Veteran high jumper reveals that he only returned to athletics because his physiotherapist bet him that he couldn’t make it to a sixth Olympic Games
In 1990, Serbian high jumper Dragutin Topic broke the world junior record and became the European champion in his event while still a teenager. Turn the clock forward 22 years and he is preparing to compete in a record-equalling sixth Olympic Games.
The only male track and field athlete to have competed in six Games so far has been the Angolan distance runner Joao N’Tyamba, who was on the start line of various events from 1988 to 2008, but is absent from London 2012.
However, Topic and the Spanish walker Jesus Angel Garcia are set to match that feat in the coming days.
The women’s record for Games longevity in athletics is held by sprinter Merlene Ottey who has competed in seven Games, firstly for her native Jamaica and later for Slovenia.
“I’m aware that I’m about to do something special and it’s great,” said 41-year-old Topic from his training base in Germany. “I’m so proud of it. But I am not only jumping in London, I am also there as the coach to my wife Biljana who is in the triple jump.”
Topic has a personal best of 2.38m from 1993. He admitted that it was a bet for some beers and some free treatment for his back, as well as some Champions League football tickets, that kept him going after almost retiring at the end of 2009 in the wake of his failure to make the final at Beijing 2008.
“It was in January 2011, and I hadn’t competed in 2010 and I hadn’t trained properly in almost two years. I was visiting the well-known sports doctor Dr Muller-Wolfhart who was treating my wife for a back problem.”
“He asked me why I wasn’t competing and I said I’d also got pain in my back. He said he’d treat me for free if I made the Games. I’m glad I did otherwise I would have a big bill to pay.
“I said there has to be a limit to what I have to pay if I lose, otherwise I could have ended up paying him two million euros,” joked Topic.
“The bet also included some beers and some tickets for a Champions League game.”
The motivation clearly worked and Topic is set to become the oldest ever Games competitor in his event and believes he can make his fourth final.
“It all depends on the weather. If it is sunny I think I may have as much a chance of making the final. If it is raining, 0%.”
Despite his various honours, which include winning European titles outdoors and indoors and a world indoor championships medal, Topic has never stood on the podium at a Games. The nearest he came was when he finished fourth at Atlanta 1996.
“It’s still a source of frustration that I’ve never got an Olympic medal,” he said. “I still say that I never touched the bar with my final attempt at 2.37m in 1996 but it fell off anyway. If it had stayed on I would have got at least the silver.”
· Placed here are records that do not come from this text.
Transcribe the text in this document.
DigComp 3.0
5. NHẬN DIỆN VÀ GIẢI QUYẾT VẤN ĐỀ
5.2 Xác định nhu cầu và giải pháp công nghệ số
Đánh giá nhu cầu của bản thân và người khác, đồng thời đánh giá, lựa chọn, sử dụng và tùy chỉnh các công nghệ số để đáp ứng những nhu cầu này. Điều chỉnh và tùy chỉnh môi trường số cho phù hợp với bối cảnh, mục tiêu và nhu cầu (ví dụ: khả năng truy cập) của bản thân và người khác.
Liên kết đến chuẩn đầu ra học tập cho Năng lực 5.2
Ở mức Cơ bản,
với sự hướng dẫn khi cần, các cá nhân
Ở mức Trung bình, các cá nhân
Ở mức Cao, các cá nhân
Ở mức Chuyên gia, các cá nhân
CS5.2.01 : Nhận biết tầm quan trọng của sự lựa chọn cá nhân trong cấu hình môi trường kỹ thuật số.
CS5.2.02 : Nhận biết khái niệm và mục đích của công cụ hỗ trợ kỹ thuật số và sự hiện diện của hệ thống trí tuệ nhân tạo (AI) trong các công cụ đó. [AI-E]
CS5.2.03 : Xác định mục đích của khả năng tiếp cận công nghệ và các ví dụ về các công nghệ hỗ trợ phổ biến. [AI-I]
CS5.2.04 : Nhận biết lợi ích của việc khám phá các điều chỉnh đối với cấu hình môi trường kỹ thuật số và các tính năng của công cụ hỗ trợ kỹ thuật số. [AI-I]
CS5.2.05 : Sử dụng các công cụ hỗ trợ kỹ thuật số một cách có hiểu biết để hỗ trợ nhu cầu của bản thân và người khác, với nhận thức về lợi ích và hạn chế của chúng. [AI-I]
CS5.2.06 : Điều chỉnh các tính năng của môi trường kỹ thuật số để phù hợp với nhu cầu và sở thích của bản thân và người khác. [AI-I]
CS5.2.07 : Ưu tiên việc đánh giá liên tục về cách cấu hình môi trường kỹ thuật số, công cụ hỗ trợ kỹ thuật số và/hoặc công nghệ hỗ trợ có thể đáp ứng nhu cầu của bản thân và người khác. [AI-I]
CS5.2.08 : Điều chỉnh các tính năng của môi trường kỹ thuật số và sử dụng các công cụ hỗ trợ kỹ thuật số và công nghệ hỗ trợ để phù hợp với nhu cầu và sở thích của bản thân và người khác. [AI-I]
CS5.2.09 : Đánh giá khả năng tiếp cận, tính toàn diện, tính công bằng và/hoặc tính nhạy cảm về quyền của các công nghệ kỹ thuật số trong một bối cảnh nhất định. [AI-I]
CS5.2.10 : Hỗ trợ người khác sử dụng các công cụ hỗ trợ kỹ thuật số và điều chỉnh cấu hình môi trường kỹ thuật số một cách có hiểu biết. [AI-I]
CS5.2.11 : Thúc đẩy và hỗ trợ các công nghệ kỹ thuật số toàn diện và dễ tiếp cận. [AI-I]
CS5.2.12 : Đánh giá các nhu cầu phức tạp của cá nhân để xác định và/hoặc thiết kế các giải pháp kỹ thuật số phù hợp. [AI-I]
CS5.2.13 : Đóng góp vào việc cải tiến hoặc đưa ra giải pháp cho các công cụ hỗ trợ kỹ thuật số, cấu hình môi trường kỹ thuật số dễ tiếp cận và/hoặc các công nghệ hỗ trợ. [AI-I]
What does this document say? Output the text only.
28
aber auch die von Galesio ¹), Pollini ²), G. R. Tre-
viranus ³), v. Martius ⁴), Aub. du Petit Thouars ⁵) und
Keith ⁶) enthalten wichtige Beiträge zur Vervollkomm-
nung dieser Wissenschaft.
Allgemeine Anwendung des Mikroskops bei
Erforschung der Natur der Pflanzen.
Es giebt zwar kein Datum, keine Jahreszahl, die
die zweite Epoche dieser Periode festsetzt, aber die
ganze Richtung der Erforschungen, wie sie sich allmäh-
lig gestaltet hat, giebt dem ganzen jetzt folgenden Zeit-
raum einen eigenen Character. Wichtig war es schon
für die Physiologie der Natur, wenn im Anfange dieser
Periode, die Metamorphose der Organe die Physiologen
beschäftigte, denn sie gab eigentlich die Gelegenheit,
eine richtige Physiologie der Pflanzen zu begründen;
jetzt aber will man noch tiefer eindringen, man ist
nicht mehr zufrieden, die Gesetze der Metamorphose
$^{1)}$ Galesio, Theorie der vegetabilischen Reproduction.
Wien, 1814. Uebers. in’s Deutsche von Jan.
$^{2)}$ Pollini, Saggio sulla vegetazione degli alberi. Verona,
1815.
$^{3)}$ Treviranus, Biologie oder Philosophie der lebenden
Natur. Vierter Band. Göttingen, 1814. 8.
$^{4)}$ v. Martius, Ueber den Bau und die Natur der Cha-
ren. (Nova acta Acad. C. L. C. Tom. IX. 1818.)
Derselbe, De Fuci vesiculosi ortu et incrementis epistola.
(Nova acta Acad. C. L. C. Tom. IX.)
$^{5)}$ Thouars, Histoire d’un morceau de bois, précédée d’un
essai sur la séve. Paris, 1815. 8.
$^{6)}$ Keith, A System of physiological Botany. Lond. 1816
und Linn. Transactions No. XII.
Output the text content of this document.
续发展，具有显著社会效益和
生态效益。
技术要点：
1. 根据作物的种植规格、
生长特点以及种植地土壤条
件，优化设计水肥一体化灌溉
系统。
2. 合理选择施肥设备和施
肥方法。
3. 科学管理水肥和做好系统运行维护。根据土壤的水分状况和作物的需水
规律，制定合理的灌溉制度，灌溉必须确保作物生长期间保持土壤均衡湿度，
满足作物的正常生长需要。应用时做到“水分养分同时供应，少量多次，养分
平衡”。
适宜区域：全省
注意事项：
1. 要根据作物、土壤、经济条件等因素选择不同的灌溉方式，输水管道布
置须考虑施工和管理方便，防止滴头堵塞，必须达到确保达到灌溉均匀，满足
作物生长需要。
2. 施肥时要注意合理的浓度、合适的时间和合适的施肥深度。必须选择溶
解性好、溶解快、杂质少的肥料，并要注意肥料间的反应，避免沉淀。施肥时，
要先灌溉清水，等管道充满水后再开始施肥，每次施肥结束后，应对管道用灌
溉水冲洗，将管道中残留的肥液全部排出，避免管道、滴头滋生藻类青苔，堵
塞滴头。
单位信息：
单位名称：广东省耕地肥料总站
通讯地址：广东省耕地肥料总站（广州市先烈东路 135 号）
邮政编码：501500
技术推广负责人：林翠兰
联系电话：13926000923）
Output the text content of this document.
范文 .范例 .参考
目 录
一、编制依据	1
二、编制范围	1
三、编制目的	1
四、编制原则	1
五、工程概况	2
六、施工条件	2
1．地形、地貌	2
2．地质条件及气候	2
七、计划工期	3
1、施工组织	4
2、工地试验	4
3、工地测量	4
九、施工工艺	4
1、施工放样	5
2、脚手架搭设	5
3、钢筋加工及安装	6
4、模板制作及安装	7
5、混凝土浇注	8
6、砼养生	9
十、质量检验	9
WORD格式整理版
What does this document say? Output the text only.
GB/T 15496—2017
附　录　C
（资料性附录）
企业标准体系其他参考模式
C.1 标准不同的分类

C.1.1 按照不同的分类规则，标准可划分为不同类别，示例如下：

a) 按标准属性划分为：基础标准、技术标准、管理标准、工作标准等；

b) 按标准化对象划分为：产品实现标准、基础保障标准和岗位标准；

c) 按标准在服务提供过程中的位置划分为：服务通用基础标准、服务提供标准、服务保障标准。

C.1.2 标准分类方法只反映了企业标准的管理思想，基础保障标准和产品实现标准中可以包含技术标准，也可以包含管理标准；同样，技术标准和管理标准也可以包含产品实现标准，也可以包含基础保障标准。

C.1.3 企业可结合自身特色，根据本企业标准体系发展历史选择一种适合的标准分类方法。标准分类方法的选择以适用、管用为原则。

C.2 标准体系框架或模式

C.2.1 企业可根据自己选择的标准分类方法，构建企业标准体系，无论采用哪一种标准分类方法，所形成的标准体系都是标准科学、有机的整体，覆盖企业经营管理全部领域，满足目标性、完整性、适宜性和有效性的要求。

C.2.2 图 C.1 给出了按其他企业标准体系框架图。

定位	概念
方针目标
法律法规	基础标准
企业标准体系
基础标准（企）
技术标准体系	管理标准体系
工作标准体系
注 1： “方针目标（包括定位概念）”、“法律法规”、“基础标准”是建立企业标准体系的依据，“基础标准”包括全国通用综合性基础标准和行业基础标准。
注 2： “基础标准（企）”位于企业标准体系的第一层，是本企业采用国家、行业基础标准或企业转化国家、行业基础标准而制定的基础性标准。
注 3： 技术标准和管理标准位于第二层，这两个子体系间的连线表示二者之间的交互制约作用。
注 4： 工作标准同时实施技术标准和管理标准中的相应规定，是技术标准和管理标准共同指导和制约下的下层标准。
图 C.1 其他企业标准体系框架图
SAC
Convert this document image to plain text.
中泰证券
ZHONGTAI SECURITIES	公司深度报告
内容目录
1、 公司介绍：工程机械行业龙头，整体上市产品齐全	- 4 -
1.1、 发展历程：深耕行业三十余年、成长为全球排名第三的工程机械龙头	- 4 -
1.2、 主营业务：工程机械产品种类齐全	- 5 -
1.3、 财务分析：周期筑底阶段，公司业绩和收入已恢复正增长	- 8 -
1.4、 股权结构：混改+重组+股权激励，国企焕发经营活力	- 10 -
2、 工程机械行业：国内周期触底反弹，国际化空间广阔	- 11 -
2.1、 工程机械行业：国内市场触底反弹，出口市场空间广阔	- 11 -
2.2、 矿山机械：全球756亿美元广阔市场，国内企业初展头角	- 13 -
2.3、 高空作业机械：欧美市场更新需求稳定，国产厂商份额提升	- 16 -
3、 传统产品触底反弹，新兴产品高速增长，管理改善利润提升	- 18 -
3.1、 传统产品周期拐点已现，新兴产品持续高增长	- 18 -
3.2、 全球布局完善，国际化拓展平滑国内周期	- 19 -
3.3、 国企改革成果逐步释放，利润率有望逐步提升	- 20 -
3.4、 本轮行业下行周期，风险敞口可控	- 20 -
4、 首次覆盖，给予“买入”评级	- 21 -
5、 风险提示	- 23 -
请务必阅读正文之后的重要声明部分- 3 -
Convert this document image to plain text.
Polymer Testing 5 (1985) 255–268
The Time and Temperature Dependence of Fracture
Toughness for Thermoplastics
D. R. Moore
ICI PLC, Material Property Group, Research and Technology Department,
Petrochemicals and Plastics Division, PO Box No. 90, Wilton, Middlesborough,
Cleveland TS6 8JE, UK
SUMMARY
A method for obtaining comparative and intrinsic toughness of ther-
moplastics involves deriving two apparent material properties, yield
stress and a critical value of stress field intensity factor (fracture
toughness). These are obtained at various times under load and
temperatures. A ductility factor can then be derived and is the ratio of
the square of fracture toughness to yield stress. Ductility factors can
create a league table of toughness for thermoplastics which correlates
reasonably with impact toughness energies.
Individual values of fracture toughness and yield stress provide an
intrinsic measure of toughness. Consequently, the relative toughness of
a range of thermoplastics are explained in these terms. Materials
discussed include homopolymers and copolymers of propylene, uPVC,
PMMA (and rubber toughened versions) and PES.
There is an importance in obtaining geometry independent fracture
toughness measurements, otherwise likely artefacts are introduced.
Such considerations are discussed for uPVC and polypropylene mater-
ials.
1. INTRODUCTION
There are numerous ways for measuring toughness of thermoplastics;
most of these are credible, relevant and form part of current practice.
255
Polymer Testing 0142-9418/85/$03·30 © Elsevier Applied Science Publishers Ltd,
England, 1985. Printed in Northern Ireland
“My fondest memory of the Games is four years ago in Beijing. My wife was competing in the triple jump and I had a chance to kiss my athlete in the field during the competition.”
Going to his sixth Games has still not earned Topic the right to carry the Serbian flag during the Opening Ceremony, but he does not resent being overlooked.
“In fact we don’t arrive until July 31 in order to save money. It’s a pity as I would have liked to have been in the Opening Ceremony but instead the flag is reserved for (tennis player Novak) Djokovic and he deserves it, of course.”
One question remains: will Topic try to qualify for a seventh Games in four years’ time?
This is something he does not have a definitive response to, although his love for high jumping has been rekindled by the thought of a few free beers and couple of tickets for Bayern Munich, where Muller-Wolfhart is also the club doctor.
“God only knows,” said Topic. “I don’t have a clue. I didn’t plan to be at these Games either. Maybe I’ll need to have another bet with someone.”